El principal desafío de este método es un viejo rival de muchos procesos tecnológicos y descubrimientos: requiere de un gasto de energía muy alto para ejercer la presión inicial sobre el agua salada. Por esa causa, las plantas del mundo se hallan concentradas en zonas muy ricas en energías como Arabia Saudita, y los investigadores sueñan con un modo más práctico y sencillo de extenderlas.
Investigadores han optado por el uso de membranas de grafeno, o de nanotubos de carbono, puesto que estos materiales necesitan menos presión ejercida, y con ello, menos energía.
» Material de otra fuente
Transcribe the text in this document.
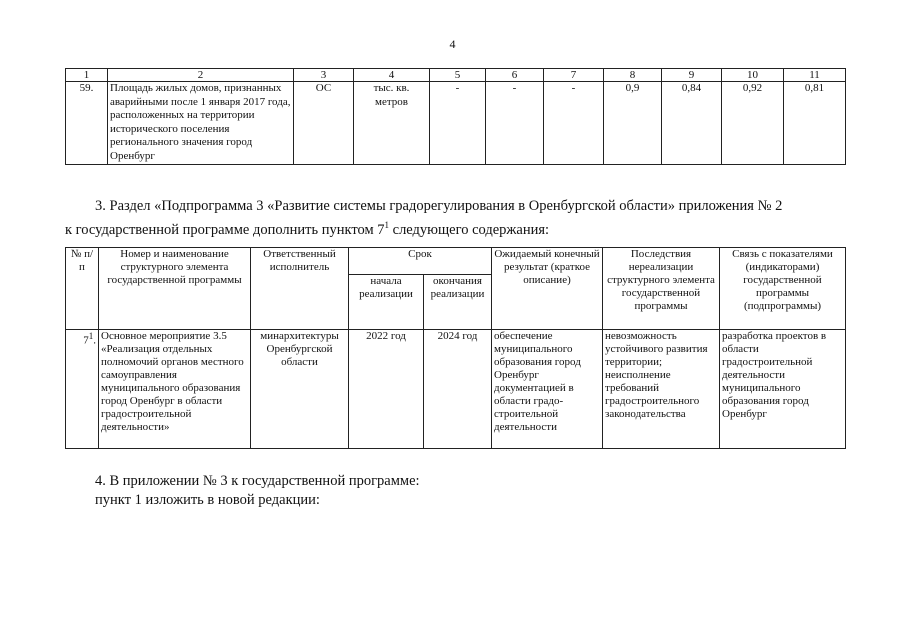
4
1	2	3	4	5	6	7	8	9	10	11
59.	Площадь жилых домов, признанных аварийными после 1 января 2017 года, расположенных на территории исторического поселения регионального значения город Оренбург	ОС	тыс. кв. метров	-	-	-	0,9	0,84	0,92	0,81
3. Раздел «Подпрограмма 3 «Развитие системы градорегулирования в Оренбургской области» приложения № 2
к государственной программе дополнить пунктом $7^1$ следующего содержания:
№ п/п	Номер и наименование структурного элемента государственной программы	Ответственный исполнитель	Срок		Ожидаемый конечный результат (краткое описание)	Последствия нереализации структурного элемента государственной программы	Связь с показателями (индикаторами) государственной программы (подпрограммы)
			начала реализации	окончания реализации			
$7^1$.	Основное мероприятие 3.5 «Реализация отдельных полномочий органов местного самоуправления муниципального образования город Оренбург в области градостроительной деятельности»	минархитектуры Оренбургской области	2022 год	2024 год	обеспечение муниципального образования город Оренбург документацией в области градо-строительной деятельности	невозможность устойчивого развития территории; неисполнение требований градостроительного законодательства	разработка проектов в области градостроительной деятельности муниципального образования город Оренбург
4. В приложении № 3 к государственной программе:
пункт 1 изложить в новой редакции:
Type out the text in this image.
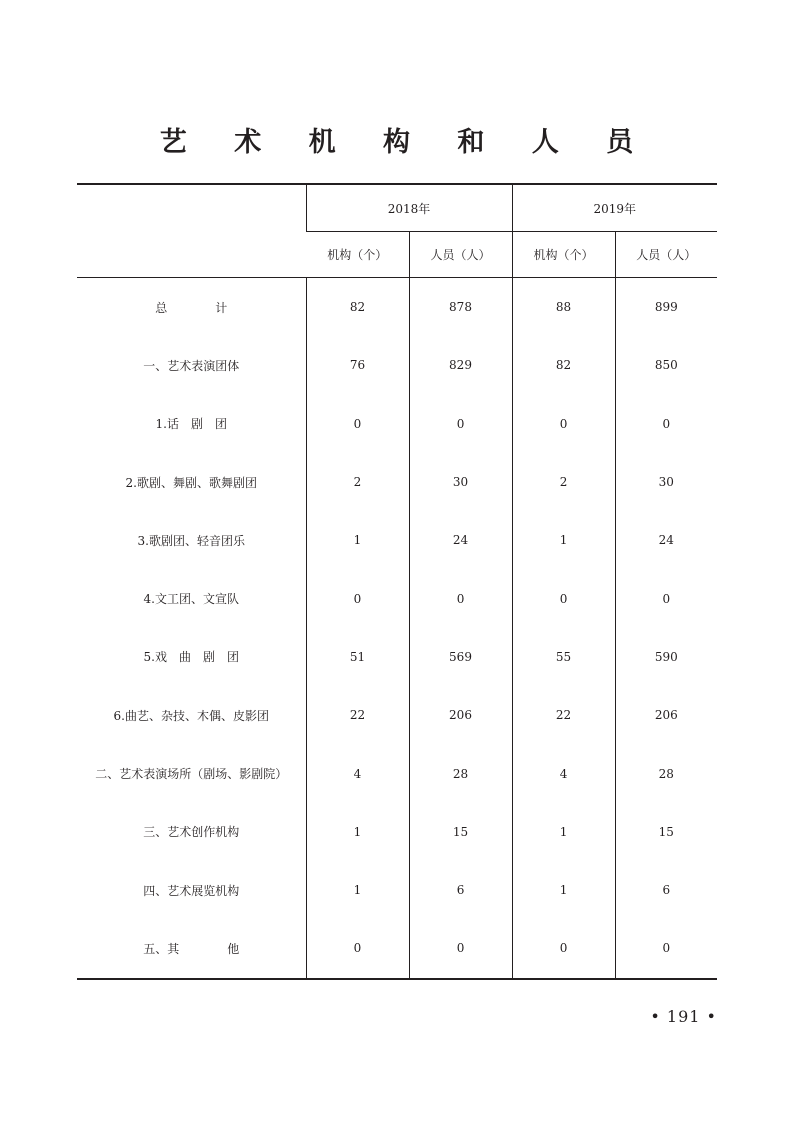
艺 术 机 构 和 人 员
	2018年		2019年	
	机构（个）	人员（人）	机构（个）	人员（人）
总　　　　计	82	878	88	899
一、艺术表演团体	76	829	82	850
1.话　剧　团	0	0	0	0
2.歌剧、舞剧、歌舞剧团	2	30	2	30
3.歌剧团、轻音团乐	1	24	1	24
4.文工团、文宣队	0	0	0	0
5.戏　曲　剧　团	51	569	55	590
6.曲艺、杂技、木偶、皮影团	22	206	22	206
二、艺术表演场所（剧场、影剧院）	4	28	4	28
三、艺术创作机构	1	15	1	15
四、艺术展览机构	1	6	1	6
五、其　　　　他	0	0	0	0
• 191 •
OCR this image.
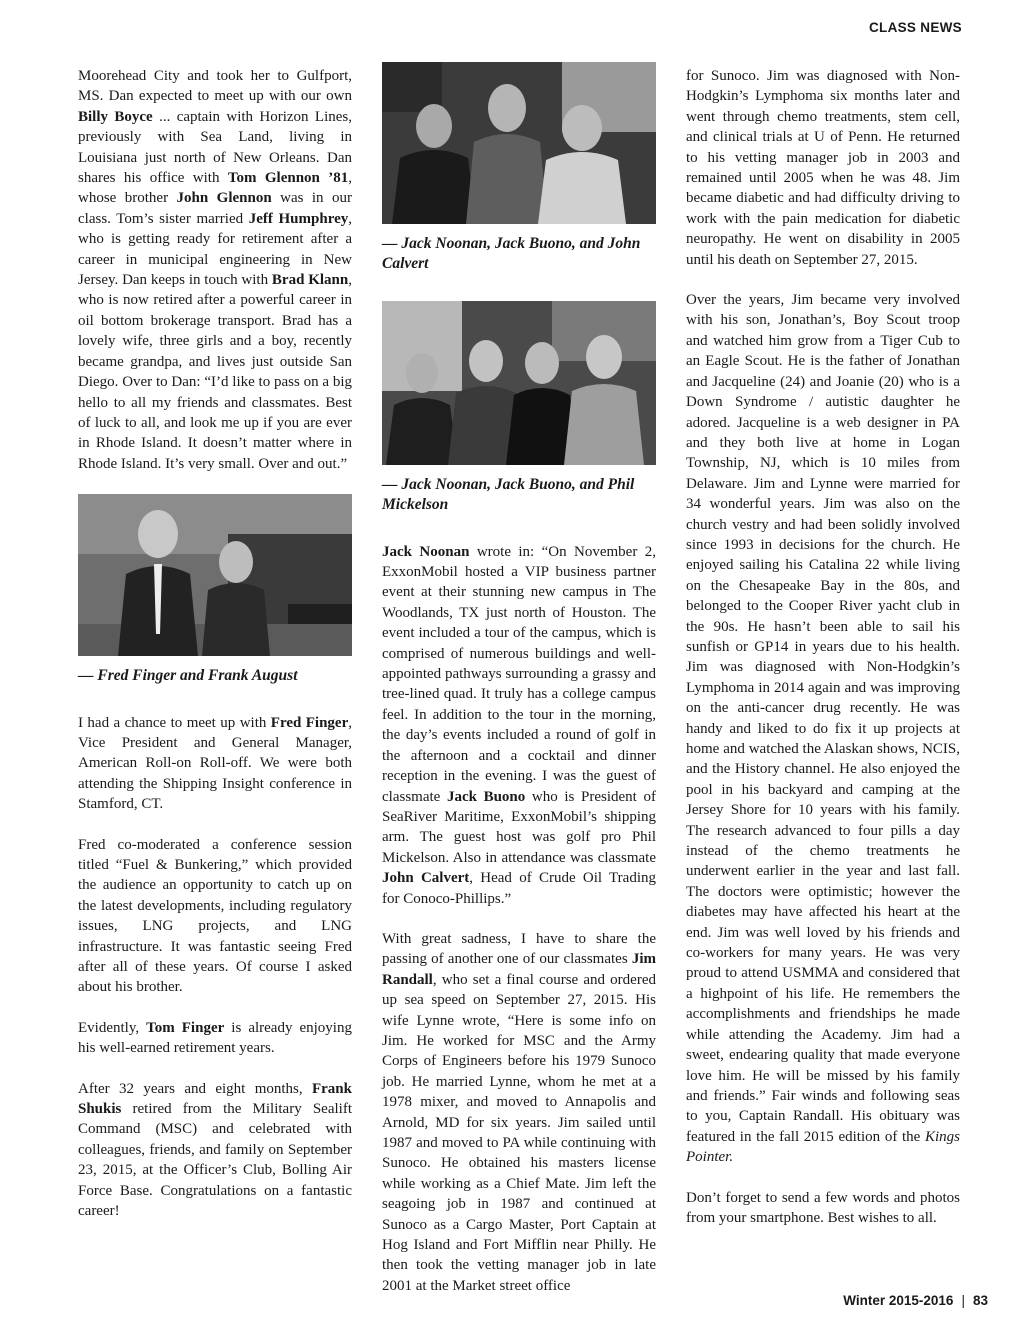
CLASS NEWS

Moorehead City and took her to Gulfport, MS. Dan expected to meet up with our own Billy Boyce ... captain with Horizon Lines, previously with Sea Land, living in Louisiana just north of New Orleans. Dan shares his office with Tom Glennon ’81, whose brother John Glennon was in our class. Tom’s sister married Jeff Humphrey, who is getting ready for retirement after a career in municipal engineering in New Jersey. Dan keeps in touch with Brad Klann, who is now retired after a powerful career in oil bottom brokerage transport. Brad has a lovely wife, three girls and a boy, recently became grandpa, and lives just outside San Diego. Over to Dan: “I’d like to pass on a big hello to all my friends and classmates. Best of luck to all, and look me up if you are ever in Rhode Island. It doesn’t matter where in Rhode Island. It’s very small. Over and out.”

— Fred Finger and Frank August

I had a chance to meet up with Fred Finger, Vice President and General Manager, American Roll-on Roll-off. We were both attending the Shipping Insight conference in Stamford, CT.

Fred co-moderated a conference session titled “Fuel & Bunkering,” which provided the audience an opportunity to catch up on the latest developments, including regulatory issues, LNG projects, and LNG infrastructure. It was fantastic seeing Fred after all of these years. Of course I asked about his brother.

Evidently, Tom Finger is already enjoying his well-earned retirement years.

After 32 years and eight months, Frank Shukis retired from the Military Sealift Command (MSC) and celebrated with colleagues, friends, and family on September 23, 2015, at the Officer’s Club, Bolling Air Force Base. Congratulations on a fantastic career!

— Jack Noonan, Jack Buono, and John Calvert
— Jack Noonan, Jack Buono, and Phil Mickelson

Jack Noonan wrote in: “On November 2, ExxonMobil hosted a VIP business partner event at their stunning new campus in The Woodlands, TX just north of Houston. The event included a tour of the campus, which is comprised of numerous buildings and well-appointed pathways surrounding a grassy and tree-lined quad. It truly has a college campus feel. In addition to the tour in the morning, the day’s events included a round of golf in the afternoon and a cocktail and dinner reception in the evening. I was the guest of classmate Jack Buono who is President of SeaRiver Maritime, ExxonMobil’s shipping arm. The guest host was golf pro Phil Mickelson. Also in attendance was classmate John Calvert, Head of Crude Oil Trading for Conoco-Phillips.”

With great sadness, I have to share the passing of another one of our classmates Jim Randall, who set a final course and ordered up sea speed on September 27, 2015. His wife Lynne wrote, “Here is some info on Jim. He worked for MSC and the Army Corps of Engineers before his 1979 Sunoco job. He married Lynne, whom he met at a 1978 mixer, and moved to Annapolis and Arnold, MD for six years. Jim sailed until 1987 and moved to PA while continuing with Sunoco. He obtained his masters license while working as a Chief Mate. Jim left the seagoing job in 1987 and continued at Sunoco as a Cargo Master, Port Captain at Hog Island and Fort Mifflin near Philly. He then took the vetting manager job in late 2001 at the Market street office

for Sunoco. Jim was diagnosed with Non-Hodgkin’s Lymphoma six months later and went through chemo treatments, stem cell, and clinical trials at U of Penn. He returned to his vetting manager job in 2003 and remained until 2005 when he was 48. Jim became diabetic and had difficulty driving to work with the pain medication for diabetic neuropathy. He went on disability in 2005 until his death on September 27, 2015.

Over the years, Jim became very involved with his son, Jonathan’s, Boy Scout troop and watched him grow from a Tiger Cub to an Eagle Scout. He is the father of Jonathan and Jacqueline (24) and Joanie (20) who is a Down Syndrome / autistic daughter he adored. Jacqueline is a web designer in PA and they both live at home in Logan Township, NJ, which is 10 miles from Delaware. Jim and Lynne were married for 34 wonderful years. Jim was also on the church vestry and had been solidly involved since 1993 in decisions for the church. He enjoyed sailing his Catalina 22 while living on the Chesapeake Bay in the 80s, and belonged to the Cooper River yacht club in the 90s. He hasn’t been able to sail his sunfish or GP14 in years due to his health. Jim was diagnosed with Non-Hodgkin’s Lymphoma in 2014 again and was improving on the anti-cancer drug recently. He was handy and liked to do fix it up projects at home and watched the Alaskan shows, NCIS, and the History channel. He also enjoyed the pool in his backyard and camping at the Jersey Shore for 10 years with his family. The research advanced to four pills a day instead of the chemo treatments he underwent earlier in the year and last fall. The doctors were optimistic; however the diabetes may have affected his heart at the end. Jim was well loved by his friends and co-workers for many years. He was very proud to attend USMMA and considered that a highpoint of his life. He remembers the accomplishments and friendships he made while attending the Academy. Jim had a sweet, endearing quality that made everyone love him. He will be missed by his family and friends.” Fair winds and following seas to you, Captain Randall. His obituary was featured in the fall 2015 edition of the Kings Pointer.

Don’t forget to send a few words and photos from your smartphone. Best wishes to all.

Winter 2015-2016 | 83
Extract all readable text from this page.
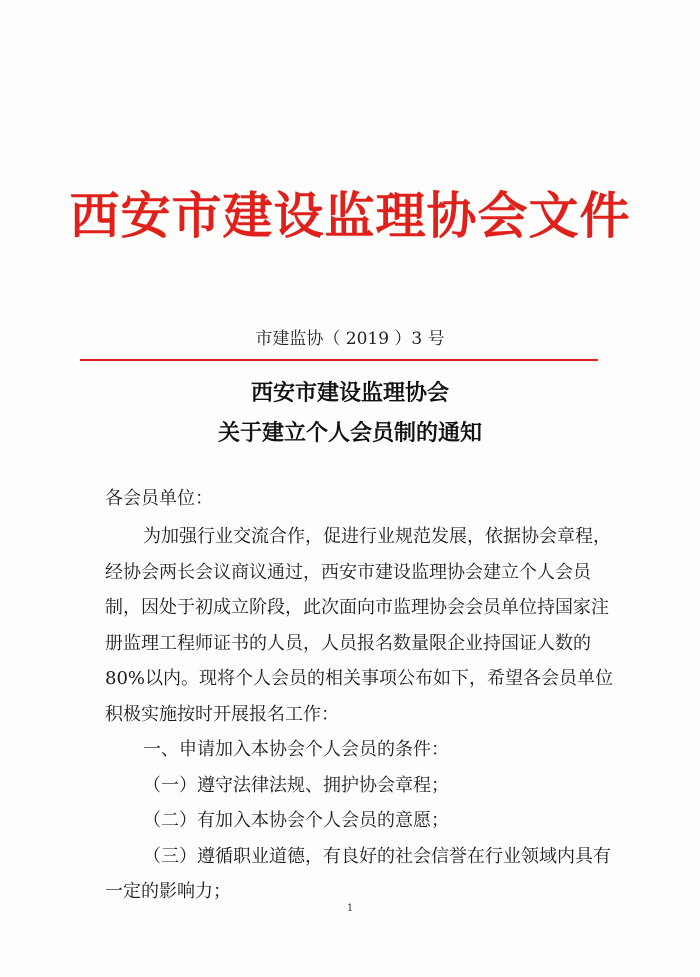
西安市建设监理协会文件
市建监协（ 2019 ）3 号
西安市建设监理协会
关于建立个人会员制的通知
各会员单位：
为加强行业交流合作，促进行业规范发展，依据协会章程，
经协会两长会议商议通过，西安市建设监理协会建立个人会员
制，因处于初成立阶段，此次面向市监理协会会员单位持国家注
册监理工程师证书的人员，人员报名数量限企业持国证人数的
80%以内。现将个人会员的相关事项公布如下，希望各会员单位
积极实施按时开展报名工作：
一、申请加入本协会个人会员的条件：
（一）遵守法律法规、拥护协会章程；
（二）有加入本协会个人会员的意愿；
（三）遵循职业道德，有良好的社会信誉在行业领域内具有
一定的影响力；
1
Pero desde hace unos pocos días hemos dado otro paso en la escalera histórica de desalinizar, con el descubrimiento de que el grafeno puede optimizar sus propiedades como filtro si se somete a una sencilla modificación: los nanoporos.
Buscando alternativas, los especialistas y estudiosos David Cohen-Tanugi y Jeffrey Grossman, trataron de controlar las propiedades del grafeno a nivel atómico. «Agregaron otros elementos al material, para provocar que los bordes de las aberturas minúsculas interactúen químicamente con moléculas de agua, ya sea repeliéndolas o atrayéndolas», refiere Tecnology Rewiew. Descubrieron, en resumen, que el grafeno nanoporoso puede filtrar en forma efectiva la sal del agua en varios órdenes de magnitud más altos que las tecnologías de ósmosis inversa de última generación.
Cohen-Tanugi cree que su sistema podría funcionar «cientos de veces más rápido que las técnicas actuales, con la misma presión» u operar a tasas similares a los sistemas convencionales, pero con menor presión.
Tales investigaciones prometen un proceso de desalación a costos menores y extender el uso de la técnica a lugares que antes no podían darse ese «lujo».
No es de extrañar entonces que los anuncios de que ya es posible vencer la crisis del agua, lleguen con tonos de un optimismo contagioso. Se ha logrado el abaratamiento energético, y aunque preferiríamos la reversión de la crisis del agua, hay una tabla en el mar.
El uso de la técnica debe ser responsable, pues la salmuera resultante al ser vertida nuevamente no debe llegar al contacto con ecosistemas marinos antes de diluirse.